Datasets

Types of data sets

Two kind of datasets need to be provided for setting up a hybrid model:

  • Train/Validation. Dataset(s) used for training and validation purposes.

  • Test. Dataset(s) used for testing.

Note

Training is the process of estimating/calculating model parameters, such as the neural network weights \(w\) and biases \(b\) (this process is often also called fitting a model). Typically, a model will have some (or even many) degrees of freedom regarding the model complexity. For a neural network model these are e.g. the number of hidden layers, the number of hidden units (per layer) or the number of iterations for weight updates. To identify a set of proper parameter values (with respect to the overall model performance), another data set is required (the so-called validation set) with no overlap with the training data set. Due to a limited amount of data in many cases, the data are often (repeately) splitted in training and a validation part. For data splitting see the section splitting ratio.

Note

The Test set is another data set (with no oberservations in common with the training or validation set), which is used to estimate the performance of one or a few final models. The resulting error measure (test error) gives us an idea, how the model will approximately perform in future experiments.

Requirements

  • All datasets being selected, no matter if they are intended for training, validation or for testing must have the same structure, i.e. the same number of variables (columns) with the exactly same name, so they can virtually be merged, compared…

    Error

    Not following this requirements will result in a model,

    • not being able to be generated if it’s being created.

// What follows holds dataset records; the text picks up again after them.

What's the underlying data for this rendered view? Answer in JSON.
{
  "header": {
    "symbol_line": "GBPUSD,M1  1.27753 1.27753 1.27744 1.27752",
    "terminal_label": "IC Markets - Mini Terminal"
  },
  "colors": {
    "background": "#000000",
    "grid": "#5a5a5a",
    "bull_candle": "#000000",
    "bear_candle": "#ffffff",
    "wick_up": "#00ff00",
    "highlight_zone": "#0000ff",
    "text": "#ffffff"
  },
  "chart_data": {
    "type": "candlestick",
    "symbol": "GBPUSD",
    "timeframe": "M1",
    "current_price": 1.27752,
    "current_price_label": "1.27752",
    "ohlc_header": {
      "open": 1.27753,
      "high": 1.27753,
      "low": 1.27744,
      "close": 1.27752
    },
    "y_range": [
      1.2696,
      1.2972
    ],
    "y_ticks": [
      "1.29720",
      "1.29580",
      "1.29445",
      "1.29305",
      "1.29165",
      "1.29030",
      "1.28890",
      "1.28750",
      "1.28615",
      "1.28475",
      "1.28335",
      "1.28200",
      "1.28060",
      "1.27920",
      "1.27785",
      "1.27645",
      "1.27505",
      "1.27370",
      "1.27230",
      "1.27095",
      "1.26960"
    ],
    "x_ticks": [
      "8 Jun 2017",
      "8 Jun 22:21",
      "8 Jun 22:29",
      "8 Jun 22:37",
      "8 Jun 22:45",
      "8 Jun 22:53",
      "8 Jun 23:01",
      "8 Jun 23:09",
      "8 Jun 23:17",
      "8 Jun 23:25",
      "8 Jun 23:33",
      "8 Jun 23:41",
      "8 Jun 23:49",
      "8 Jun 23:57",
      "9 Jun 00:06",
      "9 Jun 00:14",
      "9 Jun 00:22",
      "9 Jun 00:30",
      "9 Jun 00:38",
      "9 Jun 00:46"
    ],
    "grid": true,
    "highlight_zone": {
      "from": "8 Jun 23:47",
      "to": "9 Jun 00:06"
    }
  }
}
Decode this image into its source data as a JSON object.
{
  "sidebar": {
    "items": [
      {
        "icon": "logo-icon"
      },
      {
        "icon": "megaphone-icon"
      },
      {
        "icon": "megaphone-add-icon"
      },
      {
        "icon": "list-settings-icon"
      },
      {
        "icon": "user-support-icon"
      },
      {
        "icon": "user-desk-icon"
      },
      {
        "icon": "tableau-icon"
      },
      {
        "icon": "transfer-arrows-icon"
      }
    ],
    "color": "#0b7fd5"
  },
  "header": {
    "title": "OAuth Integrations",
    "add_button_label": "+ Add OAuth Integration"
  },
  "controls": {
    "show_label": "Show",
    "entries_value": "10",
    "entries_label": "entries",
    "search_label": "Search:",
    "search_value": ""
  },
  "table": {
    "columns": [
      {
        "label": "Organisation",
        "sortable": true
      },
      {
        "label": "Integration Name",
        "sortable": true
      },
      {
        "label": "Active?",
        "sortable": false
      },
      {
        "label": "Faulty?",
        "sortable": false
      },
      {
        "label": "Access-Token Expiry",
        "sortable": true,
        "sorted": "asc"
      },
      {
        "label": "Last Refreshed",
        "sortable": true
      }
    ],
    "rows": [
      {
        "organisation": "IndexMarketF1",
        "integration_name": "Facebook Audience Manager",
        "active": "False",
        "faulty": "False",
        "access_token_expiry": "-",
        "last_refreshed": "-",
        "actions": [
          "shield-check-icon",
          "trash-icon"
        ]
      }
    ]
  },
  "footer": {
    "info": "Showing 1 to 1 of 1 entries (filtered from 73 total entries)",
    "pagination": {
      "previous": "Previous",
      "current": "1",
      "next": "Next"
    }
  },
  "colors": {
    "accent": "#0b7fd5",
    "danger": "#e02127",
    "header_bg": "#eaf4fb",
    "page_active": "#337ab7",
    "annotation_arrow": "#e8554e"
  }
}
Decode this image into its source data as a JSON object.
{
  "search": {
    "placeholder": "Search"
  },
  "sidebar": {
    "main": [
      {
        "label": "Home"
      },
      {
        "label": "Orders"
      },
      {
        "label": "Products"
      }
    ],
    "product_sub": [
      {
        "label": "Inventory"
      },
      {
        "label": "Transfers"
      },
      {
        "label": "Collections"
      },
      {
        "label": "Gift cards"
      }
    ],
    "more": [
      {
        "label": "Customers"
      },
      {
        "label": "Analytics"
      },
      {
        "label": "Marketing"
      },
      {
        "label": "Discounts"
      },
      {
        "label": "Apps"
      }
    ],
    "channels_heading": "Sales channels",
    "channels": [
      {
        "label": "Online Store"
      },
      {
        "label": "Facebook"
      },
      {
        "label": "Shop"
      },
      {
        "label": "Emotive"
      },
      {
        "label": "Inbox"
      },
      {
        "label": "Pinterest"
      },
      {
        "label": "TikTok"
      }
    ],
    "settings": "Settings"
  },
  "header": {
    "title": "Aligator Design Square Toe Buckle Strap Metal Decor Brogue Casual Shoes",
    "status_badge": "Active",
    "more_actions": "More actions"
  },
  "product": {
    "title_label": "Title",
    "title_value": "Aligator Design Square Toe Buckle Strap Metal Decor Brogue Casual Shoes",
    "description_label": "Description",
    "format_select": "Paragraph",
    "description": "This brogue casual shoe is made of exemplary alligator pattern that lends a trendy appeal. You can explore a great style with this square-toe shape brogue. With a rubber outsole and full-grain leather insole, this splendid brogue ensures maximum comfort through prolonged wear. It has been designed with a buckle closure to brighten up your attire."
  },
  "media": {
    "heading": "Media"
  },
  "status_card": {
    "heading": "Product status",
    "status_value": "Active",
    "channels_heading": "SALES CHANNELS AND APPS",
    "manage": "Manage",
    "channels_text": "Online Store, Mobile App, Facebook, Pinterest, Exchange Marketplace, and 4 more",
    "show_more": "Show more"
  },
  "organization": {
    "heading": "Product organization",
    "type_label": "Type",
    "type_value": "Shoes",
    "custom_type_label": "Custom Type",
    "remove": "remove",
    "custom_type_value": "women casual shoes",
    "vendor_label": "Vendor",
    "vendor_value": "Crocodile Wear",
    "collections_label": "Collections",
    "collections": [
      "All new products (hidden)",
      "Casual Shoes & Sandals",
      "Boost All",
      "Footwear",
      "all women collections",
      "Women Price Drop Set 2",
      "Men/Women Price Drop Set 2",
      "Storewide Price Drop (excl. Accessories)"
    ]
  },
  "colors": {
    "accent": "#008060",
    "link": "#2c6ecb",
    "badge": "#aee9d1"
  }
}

    • not being able to start learning if it’s already generated but datasets where changed.

  • All Output variables must contain a valid numeric value at the first row. If a dataset contains multiple runs (subsets), this requirement applies for each of these runs/subsets.

  • All datasets must contain a Time variable (its actual name is not important), as the hybrid model is an integrative predictive model.

Selection

  • Datasets to be used for training/validation/testing can be selected by dragging and dropping from the left (Available) to the right side (Selected).

  • Multiple datasets can be selected for each use type and will be virtually merged when needed.

  • The same datasets can be selected for training/validation and testing. This might be necessary, if no test data are available.

../../../../_images/data_selection.png

Figure 19. Selecting a data set (here: for training/validation) by dragging and dropping from the left to the right sub-window.

Caution

If the same datasets are selected for model setup and optimization (training/validation) and for testing the model, the estimated test error will underestimate the true test error, in some cases even dramatically. In this case, the validation error can be used as a surrogate for the test error (but is not as reliable as the latter and will still underestimate the true generalization error of the model). Therefore, it is strongly recommended to have a separate and independent data set for testing the model.